Pazartesi günü Kaliforniya federal mahkemesinde, ABD Bölge Yargıcı William Orrick, Stability AI, Midjourney ve DeviantArt şirketlerine karşı açılan bir yapay zeka telif hakkı davasını ele aldı ve bazı iddiaları reddetti. Dava, görsel sanatçılar Sarah Andersen, Kelly McKernan ve Karla Ortiz tarafından açılmıştı.
Yargıç, sanatçıların iddialarının bir kısmını reddetti ve sadece belirli noktalarda değişiklik yapmalarına izin verdi. Özellikle, Yargıç Orrick, McKernan ve Ortiz’in telif hakkı ihlali iddialarını tamamen reddetti. Ancak Sarah Andersen’in Stability AI’nin Stable Diffusion teknolojisi ile ilgili temel iddiasını sürdürmesine izin verdi. Andersen, bu teknolojinin kendi çalışmalarının telif haklarını ihlal ettiği konusundaki iddiasını devam ettirebilecek.

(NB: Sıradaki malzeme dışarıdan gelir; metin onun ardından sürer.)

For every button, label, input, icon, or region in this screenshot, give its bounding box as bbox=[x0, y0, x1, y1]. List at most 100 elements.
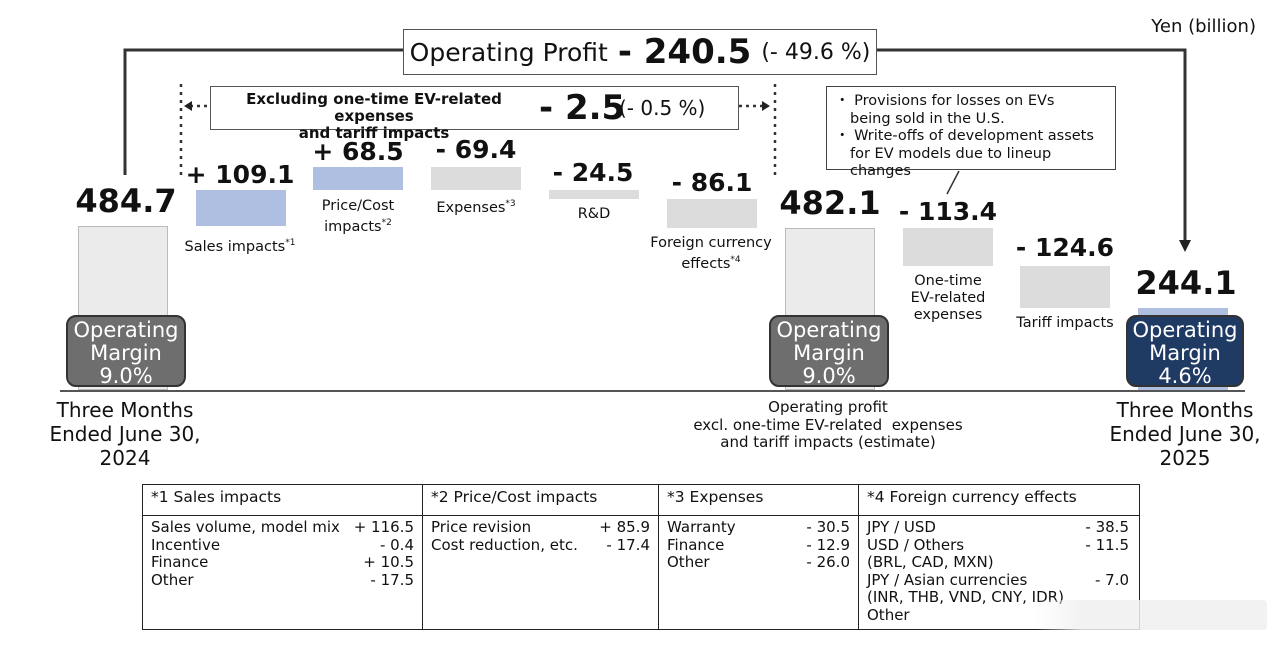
operating-profit-box: Operating Profit - 240.5 (- 49.6 %) bbox=[403, 29, 877, 75]
note-row: Cost reduction, etc. - 17.4 bbox=[431, 535, 650, 555]
mid-margin-line1: Operating bbox=[776, 318, 882, 342]
note-row-label: Price revision bbox=[431, 518, 532, 536]
note-row-value: + 85.9 bbox=[599, 518, 650, 536]
expenses-label: Expenses*3 bbox=[410, 196, 542, 217]
callout-line4: for EV models due to lineup changes bbox=[850, 145, 1052, 180]
note-row-label: Other bbox=[151, 570, 194, 589]
end-value: 244.1 bbox=[1135, 264, 1237, 302]
note-fx-title: *4 Foreign currency effects bbox=[858, 484, 1140, 516]
op-arrow-head bbox=[1179, 240, 1191, 252]
note-row: (INR, THB, VND, CNY, IDR) bbox=[867, 588, 1129, 607]
note-sales-title: *1 Sales impacts bbox=[142, 484, 423, 516]
sales-impacts-label: Sales impacts*1 bbox=[170, 235, 310, 256]
end-period-line3: 2025 bbox=[1159, 446, 1211, 470]
mid-caption-line3: and tariff impacts (estimate) bbox=[720, 433, 936, 451]
end-margin-line2: Margin bbox=[1149, 341, 1221, 365]
note-expenses-title: *3 Expenses bbox=[658, 484, 859, 516]
note-row-value: - 38.5 bbox=[1085, 518, 1129, 536]
note-row: Other - 17.5 bbox=[151, 570, 414, 590]
callout-line2: being sold in the U.S. bbox=[850, 110, 1005, 127]
ev-bar bbox=[903, 228, 993, 266]
excluding-value: - 2.5 bbox=[539, 88, 626, 128]
excl-arrow-left bbox=[184, 101, 192, 111]
note-row-value: - 17.4 bbox=[606, 535, 650, 554]
note-row-value: + 116.5 bbox=[353, 518, 414, 536]
note-row: USD / Others - 11.5 bbox=[867, 535, 1129, 555]
price-cost-note: *2 bbox=[381, 218, 392, 228]
note-row: Warranty - 30.5 bbox=[667, 518, 850, 537]
mid-margin-pct: 9.0% bbox=[802, 364, 856, 388]
expenses-note: *3 bbox=[505, 199, 516, 209]
mid-caption-line2: excl. one-time EV-related expenses bbox=[693, 415, 963, 434]
start-period-line3: 2024 bbox=[99, 446, 151, 470]
note-row-value: - 11.5 bbox=[1085, 535, 1129, 554]
end-period-line2: Ended June 30, bbox=[1109, 422, 1261, 446]
start-margin-pct: 9.0% bbox=[99, 364, 153, 388]
note-row-value: - 26.0 bbox=[806, 553, 850, 571]
start-period-line1: Three Months bbox=[56, 398, 194, 422]
op-bracket-left bbox=[123, 48, 403, 175]
note-row: Sales volume, model mix + 116.5 bbox=[151, 518, 414, 537]
notes-table: *1 Sales impacts *2 Price/Cost impacts *… bbox=[142, 484, 1140, 630]
mid-margin-badge: Operating Margin 9.0% bbox=[769, 315, 889, 388]
note-row-label: Other bbox=[667, 553, 710, 571]
expenses-value: - 69.4 bbox=[435, 135, 517, 164]
expenses-name: Expenses bbox=[436, 199, 506, 216]
ev-callout: ・ Provisions for losses on EVs being sol… bbox=[826, 86, 1116, 179]
operating-profit-value: - 240.5 bbox=[617, 32, 752, 72]
connector-lines bbox=[123, 48, 1191, 252]
note-row-label: Sales volume, model mix bbox=[151, 518, 340, 536]
sales-impacts-value: + 109.1 bbox=[185, 160, 295, 189]
sales-impacts-note: *1 bbox=[285, 238, 296, 248]
fx-label: Foreign currency effects*4 bbox=[636, 235, 786, 273]
excl-arrow-right bbox=[762, 101, 770, 111]
note-row: Other bbox=[867, 605, 1129, 625]
note-row-value: - 12.9 bbox=[806, 535, 850, 554]
end-period-line1: Three Months bbox=[1116, 398, 1254, 422]
note-row-value: + 10.5 bbox=[363, 553, 414, 571]
ev-name-line1: One-time bbox=[914, 273, 982, 289]
price-cost-name-line2: impacts bbox=[324, 218, 382, 235]
start-margin-line1: Operating bbox=[73, 318, 179, 342]
tariff-value: - 124.6 bbox=[1015, 233, 1115, 262]
note-row: Finance + 10.5 bbox=[151, 553, 414, 572]
note-row-label: Warranty bbox=[667, 518, 736, 536]
rd-label: R&D bbox=[577, 206, 611, 222]
end-margin-line1: Operating bbox=[1132, 318, 1238, 342]
callout-line1: ・ Provisions for losses on EVs bbox=[835, 93, 1055, 109]
start-period: Three Months Ended June 30, 2024 bbox=[35, 398, 215, 470]
expenses-bar bbox=[431, 167, 521, 190]
note-row-label: Incentive bbox=[151, 535, 221, 554]
ev-name-line2: EV-related bbox=[910, 290, 986, 306]
note-row: JPY / USD - 38.5 bbox=[867, 518, 1129, 537]
start-margin-line2: Margin bbox=[90, 341, 162, 365]
fx-name-line1: Foreign currency bbox=[650, 235, 772, 251]
note-row: Other - 26.0 bbox=[667, 553, 850, 572]
note-row-label: (BRL, CAD, MXN) bbox=[867, 553, 994, 571]
note-row: Price revision + 85.9 bbox=[431, 518, 650, 537]
note-price-cell: Price revision + 85.9 Cost reduction, etc… bbox=[422, 515, 659, 630]
end-margin-badge: Operating Margin 4.6% bbox=[1126, 315, 1244, 388]
price-cost-value: + 68.5 bbox=[312, 137, 404, 166]
operating-profit-pct: (- 49.6 %) bbox=[761, 39, 871, 65]
end-margin-pct: 4.6% bbox=[1158, 364, 1212, 388]
sales-impacts-bar bbox=[196, 190, 286, 226]
note-row-label: Finance bbox=[667, 535, 725, 554]
note-expenses-cell: Warranty - 30.5 Finance - 12.9 Other - 26.0 bbox=[658, 515, 859, 630]
note-row-label: (INR, THB, VND, CNY, IDR) bbox=[867, 588, 1064, 606]
note-row: Finance - 12.9 bbox=[667, 535, 850, 555]
op-bracket-right bbox=[875, 48, 1187, 242]
mid-value: 482.1 bbox=[779, 184, 881, 222]
mid-caption: Operating profit excl. one-time EV-relat… bbox=[668, 398, 988, 452]
note-row-value: - 7.0 bbox=[1094, 570, 1129, 589]
start-value: 484.7 bbox=[75, 182, 177, 220]
unit-label: Yen (billion) bbox=[1151, 16, 1256, 37]
start-period-line2: Ended June 30, bbox=[49, 422, 201, 446]
callout-pointer bbox=[946, 170, 960, 195]
price-cost-name-line1: Price/Cost bbox=[321, 198, 395, 214]
note-row-label: Other bbox=[867, 605, 910, 624]
excluding-label-line1: Excluding one-time EV-related expenses bbox=[246, 90, 502, 125]
note-row-value: - 30.5 bbox=[806, 518, 850, 536]
rd-value: - 24.5 bbox=[552, 158, 634, 187]
note-row-label: USD / Others bbox=[867, 535, 965, 554]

Bu dava, benzer telif hakkı ihlali iddialarının merkezinde yer alıyor ve diğer sanatçılar, yazarlar ve telif hakkı sahipleri tarafından üretken yapay zeka şirketlerine karşı açılan benzer davalarda da gündeme gelmişti.
Yargıç Orrick, Stability AI‘nin bu iddiaların belirsizliğini kabul ettiğini ve belirli bir noktada bu iddiaların doğruluğunun belirlenemeyeceğini belirtti. Sanatçıların avukatları ise temel iddialarının hala geçerli olduğunu ve diğer endişelerini ilerleyen bir değişiklik şikayeti ile mahkemeye sunabileceklerini söylediler.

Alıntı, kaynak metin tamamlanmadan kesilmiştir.